Joining Gordon on this flight are a Hewlett Foundation staffer, the local county tax assessor, a retired employee from the Colorado Division of Wildlife, and a local building contractor.
As Gordon approaches the plateau, at its base we see what the top might look like if efforts to protect it fail. A vista of gas drilling pads, each with a road leading to a cleared cul-de-sac and topped with drilling equipment, ring the high ground like a necklace. At one point, as the plane bisects the high ground and adjacent valley, a “before and after” study comes into view, with pads to the left like an encroaching industrial suburb and virgin wilderness to the right.

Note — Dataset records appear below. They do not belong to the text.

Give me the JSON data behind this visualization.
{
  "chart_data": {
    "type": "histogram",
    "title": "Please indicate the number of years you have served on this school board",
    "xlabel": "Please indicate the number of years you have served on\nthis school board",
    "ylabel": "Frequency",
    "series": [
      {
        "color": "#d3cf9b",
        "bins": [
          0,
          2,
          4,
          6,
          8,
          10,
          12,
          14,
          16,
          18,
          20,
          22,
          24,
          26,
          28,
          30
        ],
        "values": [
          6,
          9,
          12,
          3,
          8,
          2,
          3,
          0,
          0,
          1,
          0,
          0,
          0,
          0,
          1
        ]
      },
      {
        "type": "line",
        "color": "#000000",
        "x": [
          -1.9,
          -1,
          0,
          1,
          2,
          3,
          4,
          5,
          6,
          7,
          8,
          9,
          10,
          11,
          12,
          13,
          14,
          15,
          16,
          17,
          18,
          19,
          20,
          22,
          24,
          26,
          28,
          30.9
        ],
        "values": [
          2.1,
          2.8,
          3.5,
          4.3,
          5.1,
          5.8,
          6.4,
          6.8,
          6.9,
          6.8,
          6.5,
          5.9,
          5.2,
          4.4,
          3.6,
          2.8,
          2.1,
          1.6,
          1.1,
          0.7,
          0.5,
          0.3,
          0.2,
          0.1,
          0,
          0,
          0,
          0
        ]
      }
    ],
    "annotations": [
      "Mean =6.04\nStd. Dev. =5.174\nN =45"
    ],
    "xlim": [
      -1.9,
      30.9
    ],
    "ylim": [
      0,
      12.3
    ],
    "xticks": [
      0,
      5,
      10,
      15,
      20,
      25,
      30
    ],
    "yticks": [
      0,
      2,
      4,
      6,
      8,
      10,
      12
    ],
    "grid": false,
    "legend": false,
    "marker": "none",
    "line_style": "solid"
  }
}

And what a wilderness. Rolling stands of fall-yellow aspen forests flock steep mountainsides in alternating patterns of sun and shade. Meandering trout streams etch the low points of some of the canyons below. Somewhere unseen is the 200-foot Fork Falls of Parachute Creek, one of the tallest in Colorado. Mingled with the stands of aspen are serviceberry, sagebrush, and grassy meadows, home to elk, black bear, and other big game.
“There’s so much no one really knows about down there,” says Gordon over our headphones.
“I’m not a preservationist. I know you can’t save everything,” he admits. “But there is a right way and a wrong way to do development. I know when I see something worth saving.”